Bei alledem verdient es kaum eine ausdrückliche Erwähnung, daß Ersatz-Bischof Touvet an den leider auch in Fréjus-Toulon durchaus unübersehbar vorkommenden liturgischen Mißbräuchen im modernistischen Sinne keinerlei Anstoß zu nehmen scheint – der oben genannte Artikel zählt mehrere bedrückende Beispiele „kreativer Gottesdienstgestal­tungen“ jenseits aller Vorgaben der geltenden liturgischen Bücher auf.

Der Hinweis auf diese auch in Fréjus-Toulon grassierenden Missbräuche erfordert eine genauere Betrachtung des Gegenstandes.
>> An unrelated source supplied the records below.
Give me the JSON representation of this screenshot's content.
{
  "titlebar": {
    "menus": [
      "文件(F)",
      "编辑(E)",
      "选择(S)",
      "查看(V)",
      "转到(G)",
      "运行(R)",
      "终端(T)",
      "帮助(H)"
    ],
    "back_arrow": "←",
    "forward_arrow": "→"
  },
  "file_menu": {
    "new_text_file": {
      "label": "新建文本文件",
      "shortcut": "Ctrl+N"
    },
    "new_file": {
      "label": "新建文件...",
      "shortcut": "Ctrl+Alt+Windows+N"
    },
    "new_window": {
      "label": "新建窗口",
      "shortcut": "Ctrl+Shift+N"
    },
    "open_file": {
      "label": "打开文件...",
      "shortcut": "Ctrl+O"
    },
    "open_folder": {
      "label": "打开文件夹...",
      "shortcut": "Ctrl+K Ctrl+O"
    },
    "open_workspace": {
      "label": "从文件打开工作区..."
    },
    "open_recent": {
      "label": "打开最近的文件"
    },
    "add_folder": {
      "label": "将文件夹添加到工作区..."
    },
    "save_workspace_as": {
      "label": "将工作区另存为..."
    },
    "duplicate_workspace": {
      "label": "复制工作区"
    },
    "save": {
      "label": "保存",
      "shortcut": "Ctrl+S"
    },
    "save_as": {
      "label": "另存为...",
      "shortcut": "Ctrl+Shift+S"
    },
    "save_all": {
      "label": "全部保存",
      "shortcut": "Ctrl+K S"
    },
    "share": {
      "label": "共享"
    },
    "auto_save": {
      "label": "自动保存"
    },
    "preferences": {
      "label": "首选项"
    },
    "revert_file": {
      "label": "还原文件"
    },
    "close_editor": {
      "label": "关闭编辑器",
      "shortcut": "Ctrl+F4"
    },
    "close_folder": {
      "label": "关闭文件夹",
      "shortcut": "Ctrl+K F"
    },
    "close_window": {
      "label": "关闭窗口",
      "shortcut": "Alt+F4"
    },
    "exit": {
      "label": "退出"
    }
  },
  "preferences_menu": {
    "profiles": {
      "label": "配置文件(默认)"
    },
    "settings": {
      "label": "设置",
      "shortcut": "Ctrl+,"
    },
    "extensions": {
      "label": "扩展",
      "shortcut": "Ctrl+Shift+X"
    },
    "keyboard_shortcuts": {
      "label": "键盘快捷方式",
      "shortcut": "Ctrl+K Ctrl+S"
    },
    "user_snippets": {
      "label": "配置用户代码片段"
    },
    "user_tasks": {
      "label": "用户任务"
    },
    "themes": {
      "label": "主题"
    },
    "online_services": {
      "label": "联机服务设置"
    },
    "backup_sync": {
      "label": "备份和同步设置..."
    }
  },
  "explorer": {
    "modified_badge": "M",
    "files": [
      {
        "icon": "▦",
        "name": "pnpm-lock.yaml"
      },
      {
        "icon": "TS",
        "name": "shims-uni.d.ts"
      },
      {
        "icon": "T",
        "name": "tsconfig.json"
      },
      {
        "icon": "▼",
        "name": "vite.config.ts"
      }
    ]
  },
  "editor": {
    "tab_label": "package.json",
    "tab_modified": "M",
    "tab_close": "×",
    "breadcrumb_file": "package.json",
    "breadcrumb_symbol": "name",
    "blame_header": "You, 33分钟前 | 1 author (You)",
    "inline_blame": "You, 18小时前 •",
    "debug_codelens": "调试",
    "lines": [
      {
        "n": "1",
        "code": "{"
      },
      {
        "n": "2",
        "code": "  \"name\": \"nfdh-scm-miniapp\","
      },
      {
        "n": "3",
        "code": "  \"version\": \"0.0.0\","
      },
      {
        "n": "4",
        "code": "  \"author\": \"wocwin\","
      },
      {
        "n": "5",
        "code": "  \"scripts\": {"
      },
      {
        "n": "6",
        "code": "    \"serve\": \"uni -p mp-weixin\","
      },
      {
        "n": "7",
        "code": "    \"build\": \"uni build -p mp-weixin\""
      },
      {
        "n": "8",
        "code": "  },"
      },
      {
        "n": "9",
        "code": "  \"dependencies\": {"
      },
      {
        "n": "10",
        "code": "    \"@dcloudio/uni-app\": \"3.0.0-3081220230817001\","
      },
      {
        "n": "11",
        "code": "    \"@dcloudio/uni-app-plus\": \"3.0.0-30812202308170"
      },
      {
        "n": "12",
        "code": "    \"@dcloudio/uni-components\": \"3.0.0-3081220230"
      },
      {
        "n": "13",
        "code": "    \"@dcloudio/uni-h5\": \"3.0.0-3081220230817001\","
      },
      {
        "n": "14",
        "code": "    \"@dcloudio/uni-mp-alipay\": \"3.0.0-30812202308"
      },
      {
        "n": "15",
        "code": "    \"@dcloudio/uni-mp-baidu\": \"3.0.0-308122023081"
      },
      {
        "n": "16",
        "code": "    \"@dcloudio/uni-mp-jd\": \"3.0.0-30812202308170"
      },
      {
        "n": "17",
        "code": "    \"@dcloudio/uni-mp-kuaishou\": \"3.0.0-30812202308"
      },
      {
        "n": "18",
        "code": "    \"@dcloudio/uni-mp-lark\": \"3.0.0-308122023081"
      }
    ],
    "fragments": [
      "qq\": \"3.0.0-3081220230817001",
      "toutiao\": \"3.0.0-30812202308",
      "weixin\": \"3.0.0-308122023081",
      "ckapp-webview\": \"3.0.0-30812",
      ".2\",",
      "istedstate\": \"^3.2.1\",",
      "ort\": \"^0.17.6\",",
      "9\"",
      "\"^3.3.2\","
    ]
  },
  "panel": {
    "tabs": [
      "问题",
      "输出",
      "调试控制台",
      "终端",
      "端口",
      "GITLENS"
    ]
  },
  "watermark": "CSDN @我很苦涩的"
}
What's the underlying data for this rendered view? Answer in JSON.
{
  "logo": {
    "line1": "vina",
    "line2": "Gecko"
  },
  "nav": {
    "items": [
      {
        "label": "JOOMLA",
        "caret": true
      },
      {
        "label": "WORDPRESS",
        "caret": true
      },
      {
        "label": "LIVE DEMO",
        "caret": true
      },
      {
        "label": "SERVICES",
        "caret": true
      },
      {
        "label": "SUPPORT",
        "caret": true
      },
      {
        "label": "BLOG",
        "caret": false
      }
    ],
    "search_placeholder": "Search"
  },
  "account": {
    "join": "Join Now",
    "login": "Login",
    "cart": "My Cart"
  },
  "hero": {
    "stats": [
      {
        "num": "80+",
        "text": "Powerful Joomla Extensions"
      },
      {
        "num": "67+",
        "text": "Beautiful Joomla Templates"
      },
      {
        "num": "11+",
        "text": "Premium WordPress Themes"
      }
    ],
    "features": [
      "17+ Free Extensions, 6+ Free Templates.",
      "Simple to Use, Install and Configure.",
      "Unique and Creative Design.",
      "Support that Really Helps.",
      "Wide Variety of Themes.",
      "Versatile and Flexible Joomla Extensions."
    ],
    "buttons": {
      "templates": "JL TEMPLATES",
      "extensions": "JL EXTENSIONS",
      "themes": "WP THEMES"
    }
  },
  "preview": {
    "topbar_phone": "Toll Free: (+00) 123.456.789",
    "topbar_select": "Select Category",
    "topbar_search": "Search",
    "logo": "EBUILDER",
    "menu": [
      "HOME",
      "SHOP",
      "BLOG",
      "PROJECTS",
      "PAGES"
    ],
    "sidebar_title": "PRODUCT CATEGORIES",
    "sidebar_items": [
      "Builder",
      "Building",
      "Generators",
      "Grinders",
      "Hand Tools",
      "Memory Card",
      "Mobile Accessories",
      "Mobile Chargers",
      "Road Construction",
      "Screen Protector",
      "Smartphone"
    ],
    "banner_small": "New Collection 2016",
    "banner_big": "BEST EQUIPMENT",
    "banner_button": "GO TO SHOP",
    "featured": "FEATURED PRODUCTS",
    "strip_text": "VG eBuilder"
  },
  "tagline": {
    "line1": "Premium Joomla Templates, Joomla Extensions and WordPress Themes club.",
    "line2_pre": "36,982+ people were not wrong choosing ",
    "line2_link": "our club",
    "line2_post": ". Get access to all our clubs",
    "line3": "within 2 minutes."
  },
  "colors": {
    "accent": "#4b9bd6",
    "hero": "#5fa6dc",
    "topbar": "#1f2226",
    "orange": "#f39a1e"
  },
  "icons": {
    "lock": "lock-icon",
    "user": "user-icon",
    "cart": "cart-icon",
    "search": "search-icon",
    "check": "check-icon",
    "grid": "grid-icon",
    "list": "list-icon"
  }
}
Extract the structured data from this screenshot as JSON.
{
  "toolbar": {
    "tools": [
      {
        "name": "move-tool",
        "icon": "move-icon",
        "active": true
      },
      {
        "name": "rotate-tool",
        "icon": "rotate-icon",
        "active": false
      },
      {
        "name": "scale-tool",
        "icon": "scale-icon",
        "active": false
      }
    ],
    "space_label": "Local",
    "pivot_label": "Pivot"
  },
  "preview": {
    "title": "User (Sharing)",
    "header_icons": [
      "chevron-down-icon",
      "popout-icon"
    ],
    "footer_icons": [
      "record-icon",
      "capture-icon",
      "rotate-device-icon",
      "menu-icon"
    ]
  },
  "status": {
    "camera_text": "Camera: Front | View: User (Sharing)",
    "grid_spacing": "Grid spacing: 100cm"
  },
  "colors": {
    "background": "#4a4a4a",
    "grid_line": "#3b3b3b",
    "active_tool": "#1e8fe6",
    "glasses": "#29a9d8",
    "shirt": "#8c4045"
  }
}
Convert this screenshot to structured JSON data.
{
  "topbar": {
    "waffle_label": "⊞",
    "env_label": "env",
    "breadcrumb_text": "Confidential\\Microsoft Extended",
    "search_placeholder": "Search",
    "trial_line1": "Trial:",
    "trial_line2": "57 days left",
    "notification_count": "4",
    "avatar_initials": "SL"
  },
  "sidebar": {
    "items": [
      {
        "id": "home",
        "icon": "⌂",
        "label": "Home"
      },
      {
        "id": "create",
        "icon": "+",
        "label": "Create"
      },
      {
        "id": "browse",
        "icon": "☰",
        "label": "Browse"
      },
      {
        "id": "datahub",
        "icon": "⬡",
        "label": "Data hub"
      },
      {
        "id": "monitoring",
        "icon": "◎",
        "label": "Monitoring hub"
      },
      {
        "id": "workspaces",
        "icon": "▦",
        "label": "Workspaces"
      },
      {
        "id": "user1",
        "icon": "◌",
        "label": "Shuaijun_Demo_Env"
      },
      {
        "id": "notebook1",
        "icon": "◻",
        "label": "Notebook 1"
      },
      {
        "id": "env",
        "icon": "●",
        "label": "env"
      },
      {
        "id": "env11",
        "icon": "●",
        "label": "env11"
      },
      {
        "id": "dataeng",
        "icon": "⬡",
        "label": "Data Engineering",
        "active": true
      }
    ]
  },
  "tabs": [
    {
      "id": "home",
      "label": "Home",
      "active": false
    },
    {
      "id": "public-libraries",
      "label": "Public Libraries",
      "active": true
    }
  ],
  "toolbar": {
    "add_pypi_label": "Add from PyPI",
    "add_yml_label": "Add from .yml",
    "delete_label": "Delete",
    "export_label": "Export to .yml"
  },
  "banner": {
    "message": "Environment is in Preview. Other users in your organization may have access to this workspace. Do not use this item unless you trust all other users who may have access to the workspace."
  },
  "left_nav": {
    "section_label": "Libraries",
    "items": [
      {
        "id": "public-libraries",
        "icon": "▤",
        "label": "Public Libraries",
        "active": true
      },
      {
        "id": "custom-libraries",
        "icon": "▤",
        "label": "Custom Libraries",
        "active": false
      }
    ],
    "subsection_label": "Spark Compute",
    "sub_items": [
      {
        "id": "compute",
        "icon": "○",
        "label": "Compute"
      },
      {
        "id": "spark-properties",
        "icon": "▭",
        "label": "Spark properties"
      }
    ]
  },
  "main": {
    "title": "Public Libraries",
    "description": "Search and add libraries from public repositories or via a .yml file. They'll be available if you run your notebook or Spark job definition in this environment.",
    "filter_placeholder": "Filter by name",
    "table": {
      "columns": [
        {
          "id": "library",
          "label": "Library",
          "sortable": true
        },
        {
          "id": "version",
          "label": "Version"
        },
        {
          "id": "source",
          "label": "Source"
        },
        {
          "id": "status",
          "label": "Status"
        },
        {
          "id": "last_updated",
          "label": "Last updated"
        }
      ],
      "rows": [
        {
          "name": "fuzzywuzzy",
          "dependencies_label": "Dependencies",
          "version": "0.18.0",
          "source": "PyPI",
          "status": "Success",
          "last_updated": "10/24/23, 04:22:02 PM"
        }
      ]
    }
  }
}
Zwar war das besondere Kennzeichen der Diözese Fréjus-Toulon unter Bischof Dominique Rey einerseits dessen Bereitschaft, durchaus im Geist von Papst Benedikt der überlieferten Liturgie der Kirche einen wür­digen Platz in der Priesterausbildung und der Seelsorge seiner Diözese einzuräumen. Auf der anderen Seite war Bischof Rey jedoch keinesfalls ein kämpferischer Traditionalist, der dem 2. Vatikanum oder dem Novus Ordo an sich mehr oder weniger ablehnend gegenübergestanden hätte.

Bischof Rey ist ein Vertreter der nur noch selten anzutreffenden Spezies der Spiritua­litäts-Liberalen, die aus der Geschichte der Kirche die Erfahrung abgeleitet haben, daß das geistige Leben der Gläubigen nicht in einen Uniformanzug der Marke „eine Größe passt allen“ zu pressen ist. Je nach kultureller Prägung, sozialer oder geographischer Herkunft und individueller Mentalität sind die Menschen nun einmal sehr verschieden, und die Entwicklung und Gestaltung eines erfüllten und fruchtbaren geistigen Lebens bringt im Einzelfall recht unterschiedliche Ausdrucksformen hervor: Benediktiner sind keine Franziskaner und Styler Missionare keine Trappisten. Und dabei sind die in vielen unterschiedlichen Lebensumständen tätigen Weltleute noch nicht einmal mitbedacht.

Die Kirche hat das immer gewußt, bis – auch unter dem nicht zu unterschätzenden Einfluss totalitärer Ideologien der ersten Hälfte des 20. Jahrhunderts – die der Zahl nach durchaus bescheidene Gruppierung der „modernen Menschen“ in der Kirche entdeckte, daß sie die einzige im wahren Sinne des Wortes „maßgebliche“ Gruppe überhaupt sei und alle anderen sich ihrem Vorbild unterzuordnen und anzugleichen hätten: Die Mo­der­ne duldet keine anderen Götter neben sich.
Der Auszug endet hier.